The government was hailed for prosecuting several high-profile graft cases. But critics question whether the moves signaled a functioning judicial system or a new venue for politicking.
Labor disputes that shocked foreign investors last year are absent, but have given way instead to mass antiprivatization protests.
On the security front, no fresh news of armed groups terrorizing foreign companies' operations reduced fears of Indonesia's separatism movements, but not their risks.
Overlying all of this is the International Monetary Fund's positive stance on Indonesia, which has enticed foreign investment funds to move their capital back into the country.
But news of foreign direct investment, which is a better indicator of investor confidence, remains scarce.

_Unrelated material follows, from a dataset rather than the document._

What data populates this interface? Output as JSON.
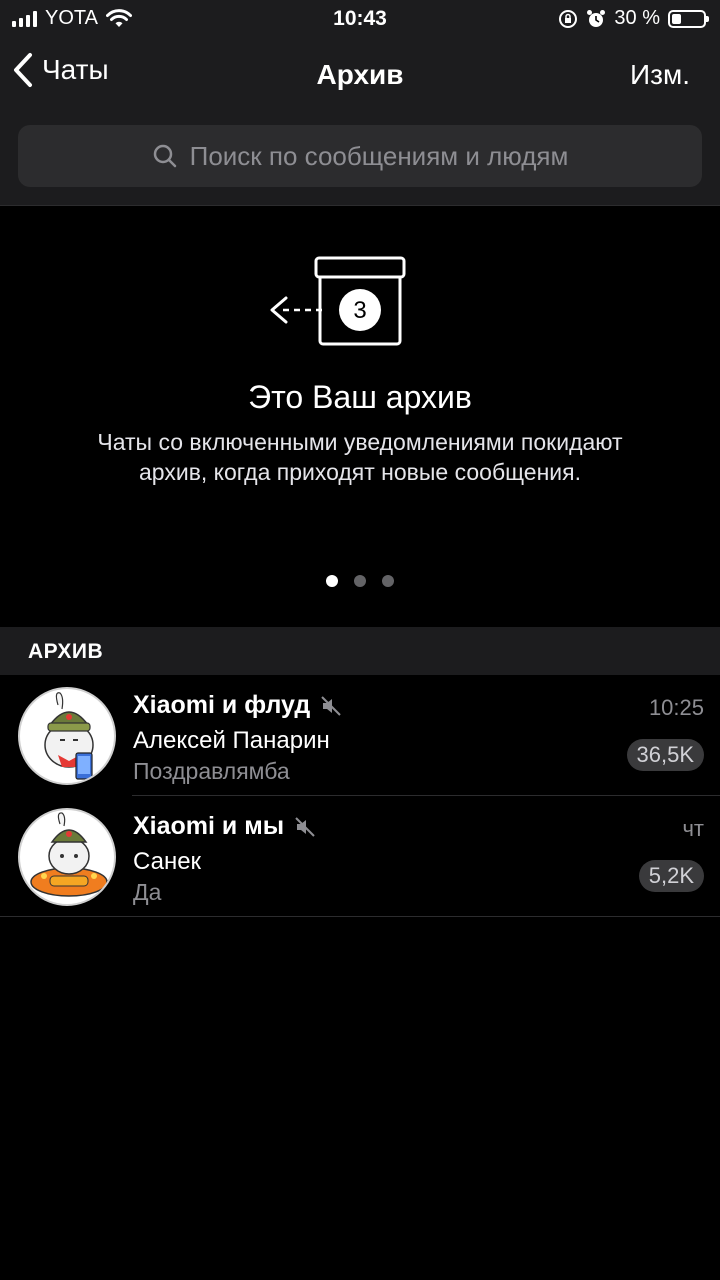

Fukuoka said Indonesia, and other countries in the region, must compete with China's growing attractiveness to foreigners.
Analysts also said China's influence within Indonesia had grown, as more of its products competed hard against Japanese ones.
In this light, the Keidanren visit to Jakarta may signal that another wind is blowing in favor of Indonesia.
Businessman Sofjan Wanandi said Japanese investors were increasingly worried over losing their long-established market share here to Chinese competitors.
He said most Japanese investors in Indonesia were in the manufacturing sector, at which the Chinese were getting more competitive.
"They (the Japanese) are starting to pay more attention to us," Sofjan, who attended Kadin's meeting with Keidanren, said.
This may be a precursor to further investments here, but Sofjan said that would come only on the back of an improved investment climate.